Forcing people to share large tracts of land is just as bad as forcing people to live close together in villages while leaving the land open. Just my opinion. Personally, I like elbow room.
I attended a public meeting a couple of years ago where our county was considering consolidating a large sprawling subdivision of 1 acre lots near me, forcing people to move together, making a loosely made village. The vacated land would resort to county ownership and stay permanently non-residential use. The public was up in arms! The meeting hall was packed with angry residents, with half the attendees not fitting into the building, but spilling out into the parking lot. The county officials called all the
local police in to maintain the peace ( an angry but non-violent peace).

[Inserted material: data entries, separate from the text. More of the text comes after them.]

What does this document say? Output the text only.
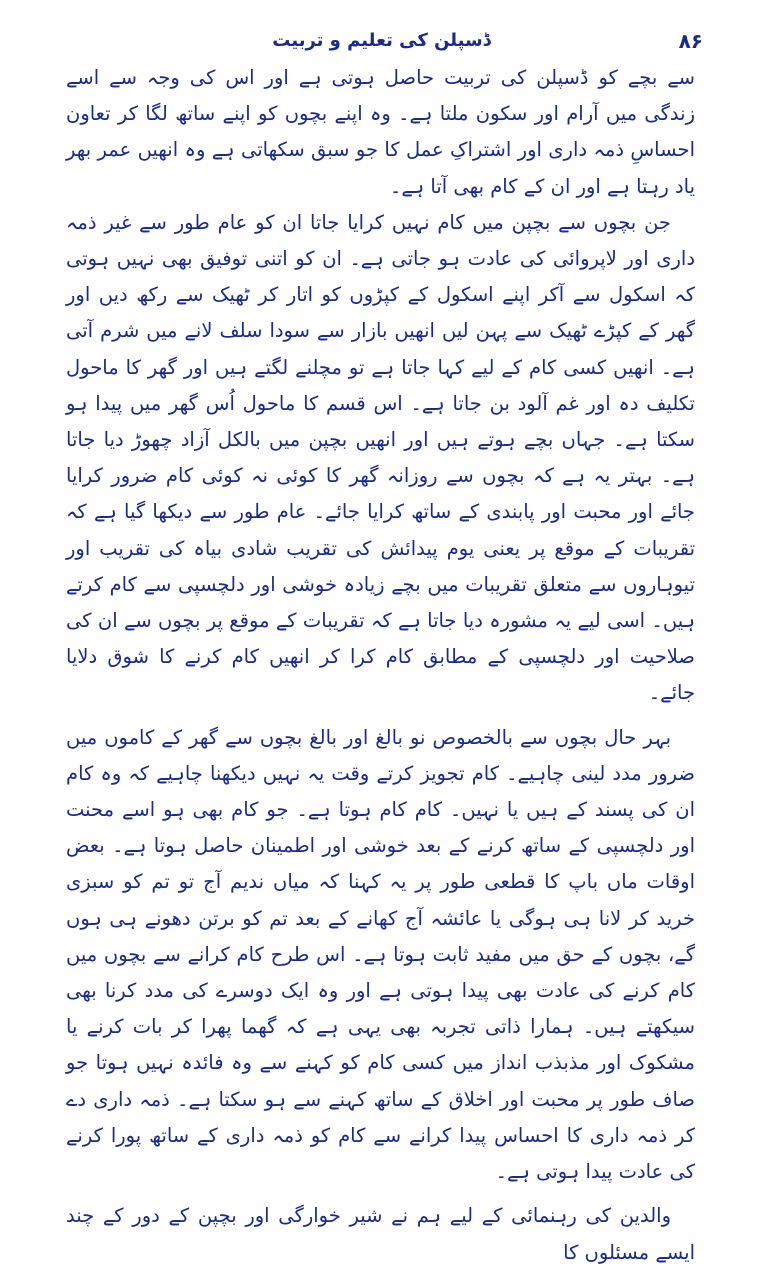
ڈسپلن کی تعلیم و تربیت	۸۶

سے بچے کو ڈسپلن کی تربیت حاصل ہوتی ہے اور اس کی وجہ سے اسے زندگی میں آرام اور سکون ملتا ہے۔ وہ اپنے بچوں کو اپنے ساتھ لگا کر تعاون احساسِ ذمہ داری اور اشتراکِ عمل کا جو سبق سکھاتی ہے وہ انھیں عمر بھر یاد رہتا ہے اور ان کے کام بھی آتا ہے۔

جن بچوں سے بچپن میں کام نہیں کرایا جاتا ان کو عام طور سے غیر ذمہ داری اور لاپروائی کی عادت ہو جاتی ہے۔ ان کو اتنی توفیق بھی نہیں ہوتی کہ اسکول سے آکر اپنے اسکول کے کپڑوں کو اتار کر ٹھیک سے رکھ دیں اور گھر کے کپڑے ٹھیک سے پہن لیں انھیں بازار سے سودا سلف لانے میں شرم آتی ہے۔ انھیں کسی کام کے لیے کہا جاتا ہے تو مچلنے لگتے ہیں اور گھر کا ماحول تکلیف دہ اور غم آلود بن جاتا ہے۔ اس قسم کا ماحول اُس گھر میں پیدا ہو سکتا ہے۔ جہاں بچے ہوتے ہیں اور انھیں بچپن میں بالکل آزاد چھوڑ دیا جاتا ہے۔ بہتر یہ ہے کہ بچوں سے روزانہ گھر کا کوئی نہ کوئی کام ضرور کرایا جائے اور محبت اور پابندی کے ساتھ کرایا جائے۔ عام طور سے دیکھا گیا ہے کہ تقریبات کے موقع پر یعنی یوم پیدائش کی تقریب شادی بیاہ کی تقریب اور تیوہاروں سے متعلق تقریبات میں بچے زیادہ خوشی اور دلچسپی سے کام کرتے ہیں۔ اسی لیے یہ مشورہ دیا جاتا ہے کہ تقریبات کے موقع پر بچوں سے ان کی صلاحیت اور دلچسپی کے مطابق کام کرا کر انھیں کام کرنے کا شوق دلایا جائے۔

بہر حال بچوں سے بالخصوص نو بالغ اور بالغ بچوں سے گھر کے کاموں میں ضرور مدد لینی چاہیے۔ کام تجویز کرتے وقت یہ نہیں دیکھنا چاہیے کہ وہ کام ان کی پسند کے ہیں یا نہیں۔ کام کام ہوتا ہے۔ جو کام بھی ہو اسے محنت اور دلچسپی کے ساتھ کرنے کے بعد خوشی اور اطمینان حاصل ہوتا ہے۔ بعض اوقات ماں باپ کا قطعی طور پر یہ کہنا کہ میاں ندیم آج تو تم کو سبزی خرید کر لانا ہی ہوگی یا عائشہ آج کھانے کے بعد تم کو برتن دھونے ہی ہوں گے، بچوں کے حق میں مفید ثابت ہوتا ہے۔ اس طرح کام کرانے سے بچوں میں کام کرنے کی عادت بھی پیدا ہوتی ہے اور وہ ایک دوسرے کی مدد کرنا بھی سیکھتے ہیں۔ ہمارا ذاتی تجربہ بھی یہی ہے کہ گھما پھرا کر بات کرنے یا مشکوک اور مذبذب انداز میں کسی کام کو کہنے سے وہ فائدہ نہیں ہوتا جو صاف طور پر محبت اور اخلاق کے ساتھ کہنے سے ہو سکتا ہے۔ ذمہ داری دے کر ذمہ داری کا احساس پیدا کرانے سے کام کو ذمہ داری کے ساتھ پورا کرنے کی عادت پیدا ہوتی ہے۔

والدین کی رہنمائی کے لیے ہم نے شیر خوارگی اور بچپن کے دور کے چند ایسے مسئلوں کا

I was surprised not by the crowd, but by the number of police. I didn't know that we had so many in my rural community.
People live where they can afford to live and where they are comfortable to live. I would prefer to live on 100 acres but I can't afford it. So I live on 20. I have in the past lived in close housing areas and row homes. I hate the close quarters and it caused lots of unhappy stress. I am far happier with lots of land. My brother is the opposite. Sprawling land around him makes him apprehensive. He's happier in his close condo housing area. To each their own.

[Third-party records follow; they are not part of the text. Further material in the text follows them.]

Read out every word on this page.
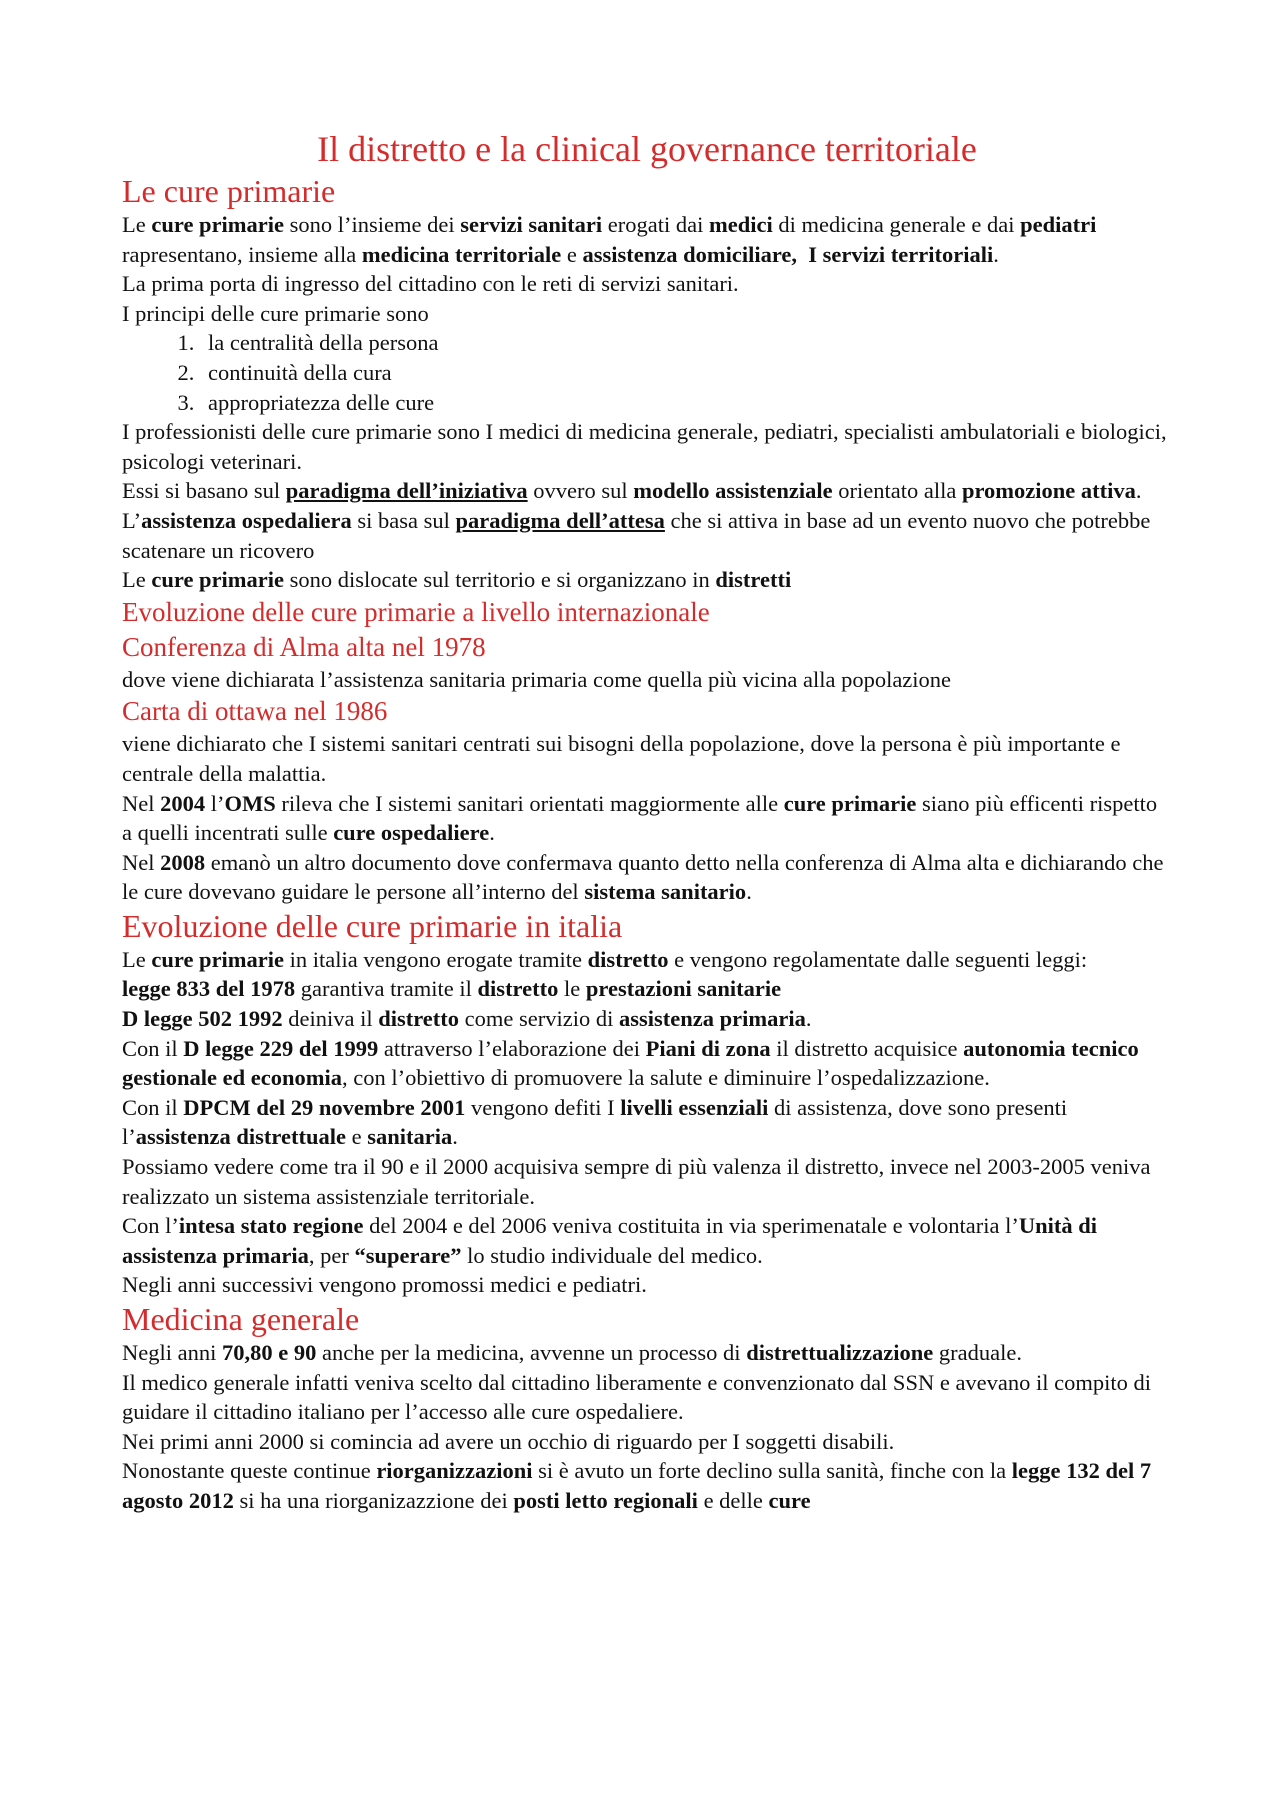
Il distretto e la clinical governance territoriale
Le cure primarie

Le cure primarie sono l’insieme dei servizi sanitari erogati dai medici di medicina generale e dai pediatri rapresentano, insieme alla medicina territoriale e assistenza domiciliare, I servizi territoriali.

La prima porta di ingresso del cittadino con le reti di servizi sanitari.

I principi delle cure primarie sono

1. la centralità della persona
2. continuità della cura
3. appropriatezza delle cure

I professionisti delle cure primarie sono I medici di medicina generale, pediatri, specialisti ambulatoriali e biologici, psicologi veterinari.

Essi si basano sul paradigma dell’iniziativa ovvero sul modello assistenziale orientato alla promozione attiva.

L’assistenza ospedaliera si basa sul paradigma dell’attesa che si attiva in base ad un evento nuovo che potrebbe scatenare un ricovero

Le cure primarie sono dislocate sul territorio e si organizzano in distretti

Evoluzione delle cure primarie a livello internazionale
Conferenza di Alma alta nel 1978

dove viene dichiarata l’assistenza sanitaria primaria come quella più vicina alla popolazione

Carta di ottawa nel 1986

viene dichiarato che I sistemi sanitari centrati sui bisogni della popolazione, dove la persona è più importante e centrale della malattia.

Nel 2004 l’OMS rileva che I sistemi sanitari orientati maggiormente alle cure primarie siano più efficenti rispetto a quelli incentrati sulle cure ospedaliere.

Nel 2008 emanò un altro documento dove confermava quanto detto nella conferenza di Alma alta e dichiarando che le cure dovevano guidare le persone all’interno del sistema sanitario.

Evoluzione delle cure primarie in italia

Le cure primarie in italia vengono erogate tramite distretto e vengono regolamentate dalle seguenti leggi:

legge 833 del 1978 garantiva tramite il distretto le prestazioni sanitarie

D legge 502 1992 deiniva il distretto come servizio di assistenza primaria.

Con il D legge 229 del 1999 attraverso l’elaborazione dei Piani di zona il distretto acquisice autonomia tecnico gestionale ed economia, con l’obiettivo di promuovere la salute e diminuire l’ospedalizzazione.

Con il DPCM del 29 novembre 2001 vengono defiti I livelli essenziali di assistenza, dove sono presenti l’assistenza distrettuale e sanitaria.

Possiamo vedere come tra il 90 e il 2000 acquisiva sempre di più valenza il distretto, invece nel 2003-2005 veniva realizzato un sistema assistenziale territoriale.

Con l’intesa stato regione del 2004 e del 2006 veniva costituita in via sperimenatale e volontaria l’Unità di assistenza primaria, per “superare” lo studio individuale del medico.

Negli anni successivi vengono promossi medici e pediatri.

Medicina generale

Negli anni 70,80 e 90 anche per la medicina, avvenne un processo di distrettualizzazione graduale.

Il medico generale infatti veniva scelto dal cittadino liberamente e convenzionato dal SSN e avevano il compito di guidare il cittadino italiano per l’accesso alle cure ospedaliere.

Nei primi anni 2000 si comincia ad avere un occhio di riguardo per I soggetti disabili.

Nonostante queste continue riorganizzazioni si è avuto un forte declino sulla sanità, finche con la legge 132 del 7 agosto 2012 si ha una riorganizazzione dei posti letto regionali e delle cure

While it may appear that there is a shortage of land, I interpret it as a shortage of cheap land in desirable areas that are close to all the preferred infrastructure. The land is there, though no necessarily affordable to most people. Desirable land is priced accordingly (expensive), while undesirable land is too (cheap). Requiring co-habitation of large land parcels won't make it any more affordable. The United States has lots of vacant or open land, available for private ownership or leasehold. Other countries have far less, such as the United Kingdom. I have no
experience in other countries. But I suspect that land is there if you can afford it. It may not be exactly what you want in your dreams, but it is there.
I, for one, would not want to be forced by regulation to a limited amount of land.
Besides, who's to say just how much land a person needs? If you're an herb grower, should you be limited to 5 acres? If you're a vegetable grower, should the limit be 20? If you have a goat
dairy, are you allowed more land? If you are raising grass fed
beef, then could you have 200 acres or more? And on the opposite, if you raise nothing, should you be confined to an apartment or condo? Sticky questions.